Я замираю на месте, молясь, чтобы он не был с ними резок или холоден.
— Да? Он знал, зачем... вы туда приходили?
— Вероятно. Но мы это не обсуждали... Мне не хотелось ставить его в неловкое положение... Поэтому мы просто поболтали. Поговорили о «Лонгмере». И Роми любезно предложила написать рекомендательное письмо для Руби. Сказала Нику, что почтет это за честь для себя. С письмом от члена совета директоров вы, считай, уже приняты.
— Вот это да. Здорово, — говорю я.
— И я клянусь, что ни словом ей на это не намекала... это была целиком ее идея. Ну разве она не лучшая?
— Да, — говорю я, и меня просто тошнит от моего двуличия. — Лучшая.
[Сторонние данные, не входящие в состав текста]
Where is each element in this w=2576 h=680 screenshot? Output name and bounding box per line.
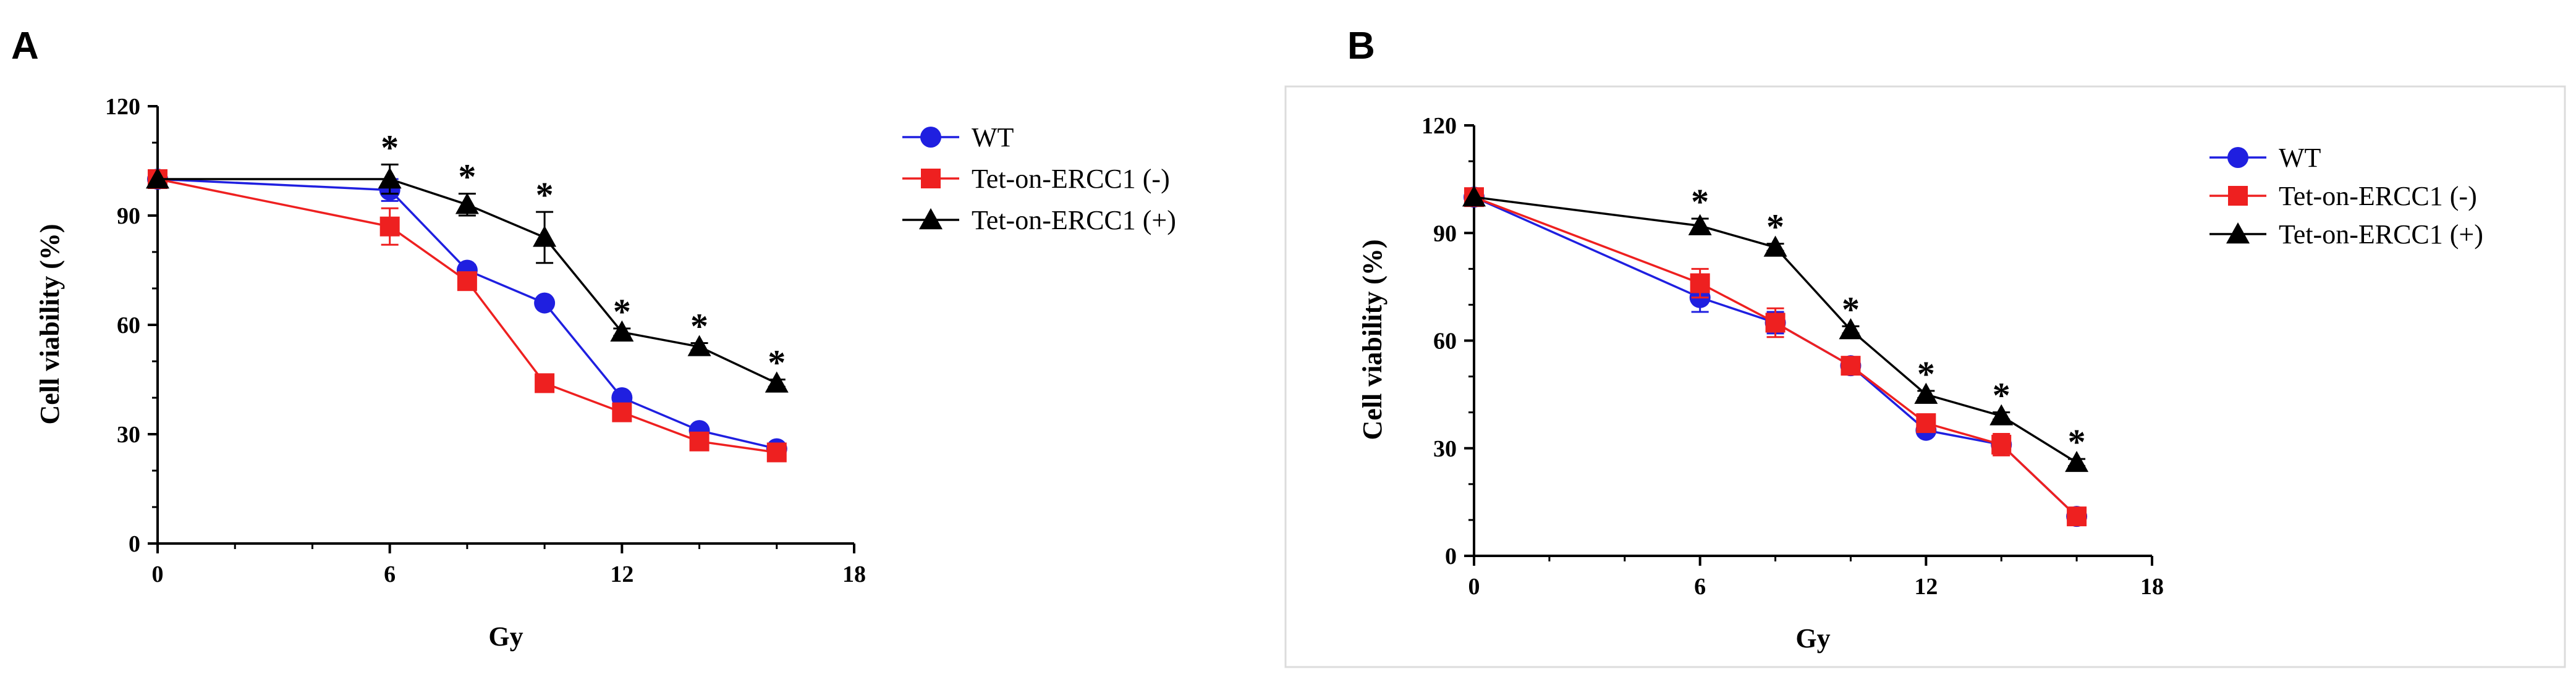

Выполнив под дождем еще четыре дела, я возвращаюсь домой, к наводящей тоску домашней сцене. По всей кухне стоят грязные тарелки с остатками арахисового масла и джема, а в гостиной, как после взрыва, валяются куклы, части головоломок и разнообразные пластмассовые детали. Руби и Фрэнк застыли перед телевизором, практически уткнувшись в экран носами, и смотрят мультфильмы, и не безопасные, а напичканные стрельбой из лазеров и сексизмом — мужчинами, спасающими мир, и беспомощными женщинами, фигуры которых напоминают песочные часы. На щеке у Фрэнка пятно виноградного джема, а щека находится в опасной близости от подлокотника серо-коричневого кресла, для которого, знаю, мне следовало заказать более темную обивку, а Руби щеголяет в махровом пляжном халатике, несмотря на дождливый день с почти нулевой температурой.
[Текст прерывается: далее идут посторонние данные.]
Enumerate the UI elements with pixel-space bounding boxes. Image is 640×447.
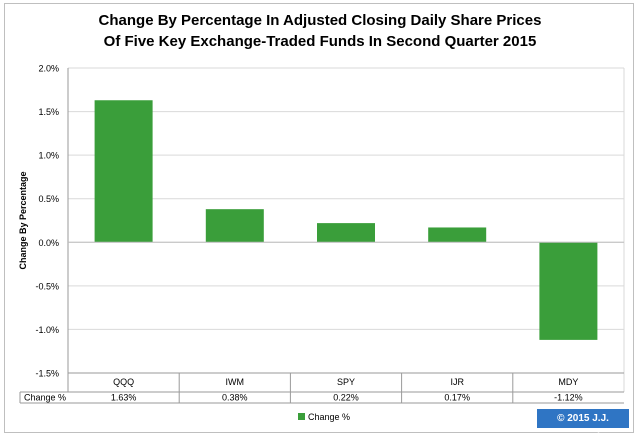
bar-chart: 2.0% 1.5% 1.0% 0.5% 0.0% -0.5% -1.0% -1.5% Chang…: [18, 64, 625, 422]
x-tick-label: SPY: [337, 377, 355, 387]
y-tick-label: 2.0%: [38, 64, 59, 74]
bar-mdy: [539, 242, 598, 340]
chart-title-line-2: Of Five Key Exchange-Traded Funds In Sec…: [103, 33, 537, 50]
table-row-label: Change %: [24, 393, 66, 403]
data-label: 0.38%: [222, 393, 248, 403]
data-label: 0.22%: [333, 393, 359, 403]
x-tick-label: MDY: [558, 377, 578, 387]
y-tick-label: -0.5%: [35, 281, 59, 291]
x-tick-label: IWM: [226, 377, 245, 387]
bar-spy: [317, 223, 375, 243]
data-label: 0.17%: [444, 393, 470, 403]
y-tick-label: -1.5%: [35, 369, 59, 379]
x-tick-label: QQQ: [113, 377, 134, 387]
y-tick-label: 1.5%: [38, 107, 59, 117]
x-tick-label: IJR: [450, 377, 464, 387]
legend-label: Change %: [308, 412, 350, 422]
copyright-badge: © 2015 J.J. McGrath: [537, 409, 629, 443]
chart-title: Change By Percentage In Adjusted Closing…: [0, 10, 640, 52]
chart-title-line-1: Change By Percentage In Adjusted Closing…: [98, 12, 542, 29]
data-label: 1.63%: [111, 393, 137, 403]
y-tick-label: 0.0%: [38, 238, 59, 248]
data-label: -1.12%: [554, 393, 583, 403]
bar-qqq: [94, 100, 153, 243]
bar-ijr: [428, 227, 487, 243]
y-tick-label: 1.0%: [38, 151, 59, 161]
y-tick-label: 0.5%: [38, 194, 59, 204]
y-tick-label: -1.0%: [35, 325, 59, 335]
bar-iwm: [205, 209, 264, 243]
y-axis-title: Change By Percentage: [18, 171, 28, 269]
legend-swatch: [298, 413, 305, 420]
А наша няня Кэролайн, двадцатичетырехлетняя копия Джессики Симпсон, четвертый размер груди и все такое, развалилась на диване, полирует ногти и хохочет в айфон. Слушая, как она перебирает ночные клубы, подыскивая, где отметить день рождения подруги, я поражаюсь ее очевидной неспособности работать в течение жалких десяти часов в неделю в нашем доме (в отличие от способности общаться, прихорашиваться, перекусывать и с головой уходить в электронную почту и «Твиттер») и чувствую, как в груди поднимается знакомая волна ярости — эмоции, которую я испытываю слишком часто с тех пор, как стала матерью. Я, конечно, могу пойти по обычному пути наименьшего сопротивления, то есть как ни в чем не бывало подняться наверх, делая вид, что все в порядке, и нажать кнопку быстрого набора номера Кейт или Рэйчел, а затем уже излить стандартные жалобы на Кэролайн.
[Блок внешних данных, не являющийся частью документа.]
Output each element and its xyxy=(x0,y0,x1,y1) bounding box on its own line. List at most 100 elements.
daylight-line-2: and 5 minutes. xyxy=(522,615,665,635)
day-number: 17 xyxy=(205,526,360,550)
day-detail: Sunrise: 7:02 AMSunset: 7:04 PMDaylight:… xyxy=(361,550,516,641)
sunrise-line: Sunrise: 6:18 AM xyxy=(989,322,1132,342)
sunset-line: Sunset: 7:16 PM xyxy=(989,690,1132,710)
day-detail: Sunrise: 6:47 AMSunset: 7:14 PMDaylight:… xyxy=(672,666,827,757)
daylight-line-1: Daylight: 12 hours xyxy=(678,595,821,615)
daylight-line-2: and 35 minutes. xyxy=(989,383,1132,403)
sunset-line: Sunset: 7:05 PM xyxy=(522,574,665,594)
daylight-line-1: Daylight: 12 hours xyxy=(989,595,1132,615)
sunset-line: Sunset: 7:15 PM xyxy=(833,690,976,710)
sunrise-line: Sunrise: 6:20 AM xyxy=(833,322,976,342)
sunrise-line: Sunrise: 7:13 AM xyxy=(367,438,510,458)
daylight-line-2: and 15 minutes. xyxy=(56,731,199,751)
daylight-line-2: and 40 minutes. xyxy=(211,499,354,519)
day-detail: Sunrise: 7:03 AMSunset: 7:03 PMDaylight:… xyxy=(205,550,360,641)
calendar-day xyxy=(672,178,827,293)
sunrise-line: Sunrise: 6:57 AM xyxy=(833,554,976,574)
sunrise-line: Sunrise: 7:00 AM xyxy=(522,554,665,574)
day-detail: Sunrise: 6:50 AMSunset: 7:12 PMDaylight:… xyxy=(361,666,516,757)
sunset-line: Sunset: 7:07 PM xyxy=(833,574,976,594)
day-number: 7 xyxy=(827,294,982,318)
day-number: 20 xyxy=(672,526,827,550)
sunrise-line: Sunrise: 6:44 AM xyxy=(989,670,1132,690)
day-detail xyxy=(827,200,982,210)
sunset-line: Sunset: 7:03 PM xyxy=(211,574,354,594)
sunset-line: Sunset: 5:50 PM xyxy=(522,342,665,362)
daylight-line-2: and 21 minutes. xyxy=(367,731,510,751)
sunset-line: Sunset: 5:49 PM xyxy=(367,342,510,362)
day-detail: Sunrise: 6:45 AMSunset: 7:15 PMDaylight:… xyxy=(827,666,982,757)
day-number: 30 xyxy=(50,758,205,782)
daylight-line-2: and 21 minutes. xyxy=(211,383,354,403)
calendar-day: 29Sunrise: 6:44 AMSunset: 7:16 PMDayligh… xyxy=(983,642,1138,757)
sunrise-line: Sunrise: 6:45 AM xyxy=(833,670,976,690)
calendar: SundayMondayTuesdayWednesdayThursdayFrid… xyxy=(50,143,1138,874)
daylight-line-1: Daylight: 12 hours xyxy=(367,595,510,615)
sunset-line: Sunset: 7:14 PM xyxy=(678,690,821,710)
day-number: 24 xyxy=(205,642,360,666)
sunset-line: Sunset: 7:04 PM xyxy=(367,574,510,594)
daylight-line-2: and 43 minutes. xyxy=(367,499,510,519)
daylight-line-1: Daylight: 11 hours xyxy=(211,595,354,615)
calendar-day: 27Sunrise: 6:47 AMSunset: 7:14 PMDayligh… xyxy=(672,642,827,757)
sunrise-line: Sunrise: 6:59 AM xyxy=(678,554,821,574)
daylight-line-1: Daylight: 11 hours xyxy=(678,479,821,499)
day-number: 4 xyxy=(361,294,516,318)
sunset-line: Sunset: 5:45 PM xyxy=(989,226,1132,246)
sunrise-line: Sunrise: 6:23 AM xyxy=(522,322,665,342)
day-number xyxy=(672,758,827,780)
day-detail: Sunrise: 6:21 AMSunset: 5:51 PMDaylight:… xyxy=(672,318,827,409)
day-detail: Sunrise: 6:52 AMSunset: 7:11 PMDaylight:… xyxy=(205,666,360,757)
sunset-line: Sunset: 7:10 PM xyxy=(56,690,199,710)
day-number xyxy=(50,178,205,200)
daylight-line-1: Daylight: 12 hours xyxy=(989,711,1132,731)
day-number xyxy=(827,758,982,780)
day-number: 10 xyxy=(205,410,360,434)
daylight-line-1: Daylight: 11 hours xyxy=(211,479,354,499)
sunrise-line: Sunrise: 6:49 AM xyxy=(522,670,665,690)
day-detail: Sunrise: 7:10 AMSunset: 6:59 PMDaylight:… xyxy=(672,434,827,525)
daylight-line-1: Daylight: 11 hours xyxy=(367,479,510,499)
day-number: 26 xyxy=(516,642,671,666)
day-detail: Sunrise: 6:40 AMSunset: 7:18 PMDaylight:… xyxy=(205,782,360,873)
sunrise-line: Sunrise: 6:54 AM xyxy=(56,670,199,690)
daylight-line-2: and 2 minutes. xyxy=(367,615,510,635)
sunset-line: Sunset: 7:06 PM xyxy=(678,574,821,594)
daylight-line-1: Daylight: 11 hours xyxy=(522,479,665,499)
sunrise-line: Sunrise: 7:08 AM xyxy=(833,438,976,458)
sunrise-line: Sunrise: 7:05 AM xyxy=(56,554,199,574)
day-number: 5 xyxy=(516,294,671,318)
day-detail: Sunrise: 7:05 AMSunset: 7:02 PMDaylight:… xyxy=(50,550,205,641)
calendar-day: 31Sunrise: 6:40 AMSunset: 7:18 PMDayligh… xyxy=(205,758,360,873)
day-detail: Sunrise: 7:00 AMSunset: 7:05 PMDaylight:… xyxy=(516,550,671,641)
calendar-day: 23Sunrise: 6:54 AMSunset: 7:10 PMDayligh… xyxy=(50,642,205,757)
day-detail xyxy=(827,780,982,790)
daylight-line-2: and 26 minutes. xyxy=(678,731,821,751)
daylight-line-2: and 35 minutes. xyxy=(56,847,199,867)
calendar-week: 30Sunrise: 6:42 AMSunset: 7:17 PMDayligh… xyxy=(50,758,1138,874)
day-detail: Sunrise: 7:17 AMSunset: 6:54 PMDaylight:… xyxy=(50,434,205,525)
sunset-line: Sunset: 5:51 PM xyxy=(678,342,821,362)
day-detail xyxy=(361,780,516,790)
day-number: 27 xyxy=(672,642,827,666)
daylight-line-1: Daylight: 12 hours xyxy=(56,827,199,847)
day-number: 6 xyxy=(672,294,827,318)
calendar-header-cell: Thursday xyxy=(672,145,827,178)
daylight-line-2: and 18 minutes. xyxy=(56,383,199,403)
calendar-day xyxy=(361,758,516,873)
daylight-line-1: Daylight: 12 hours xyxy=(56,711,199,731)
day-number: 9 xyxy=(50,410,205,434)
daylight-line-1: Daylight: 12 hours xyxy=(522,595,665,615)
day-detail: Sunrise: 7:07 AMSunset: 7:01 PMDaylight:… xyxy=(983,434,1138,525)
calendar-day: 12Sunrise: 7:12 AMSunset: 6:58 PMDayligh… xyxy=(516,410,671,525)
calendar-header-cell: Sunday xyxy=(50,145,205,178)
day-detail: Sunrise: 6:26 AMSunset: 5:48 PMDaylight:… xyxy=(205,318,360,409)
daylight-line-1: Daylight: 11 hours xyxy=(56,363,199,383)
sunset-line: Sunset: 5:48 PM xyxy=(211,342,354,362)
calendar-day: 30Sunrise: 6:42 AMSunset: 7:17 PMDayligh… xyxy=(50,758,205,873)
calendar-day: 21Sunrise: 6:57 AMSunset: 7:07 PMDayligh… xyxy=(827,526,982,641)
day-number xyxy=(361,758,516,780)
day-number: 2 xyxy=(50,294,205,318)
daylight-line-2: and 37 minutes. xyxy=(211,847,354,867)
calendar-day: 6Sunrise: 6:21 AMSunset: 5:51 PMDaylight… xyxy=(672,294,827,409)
Но после разговора с Ником вчера вечером и утренней беседы с Эйприл у меня нет настроения скрывать свои истинные чувства. И вот я стремительно прохожу мимо Кэролайн и начинаю швырять игрушки в плетеную корзину, стоящую в углу комнаты. Явно испуганная моим появлением, Кэролайн торопливо заканчивает разговор, сует пилочку для ногтей в задний карман тесных джинсов и принимает сидячее положение. Однако она не извиняется за беспорядок и не подключается к моей нарочитой уборке, не говоря уже о том, чтобы сесть прямо.
— Привет, Тесса, — весело говорит она. — Как дела?
— Отлично, — отвечаю я, сожалея, что не настояла на официальном обращении, когда эта девица начинала работать у нас четыре месяца назад; может, будь я «миссис Руссо», она немного серьезнее относилась бы к своим обязанностям.
Я хватаю с кофейного столика пульт и выключаю телевизор под хор протестов.
— И слышать ничего не хочу, — говорю я детям самым суровым голосом, и от этого, разумеется, только хуже себя чувствую. Они не виноваты, что их няня такая лентяйка.
По-прежнему уставившись широко раскрытыми глазами в теперь уже черный экран телевизора, Фрэнк сует в рот большой палец, а Руби шмыгает носом и причитает:
— Он уже почти закончился.
— Мне все равно. Вам не полагалось смотреть телевизор, — говорю я, обращаясь больше к Кэролайн.
— Кэролайн нам разрешила, — возражает Руби; никакого другого ответа я и не ожидала.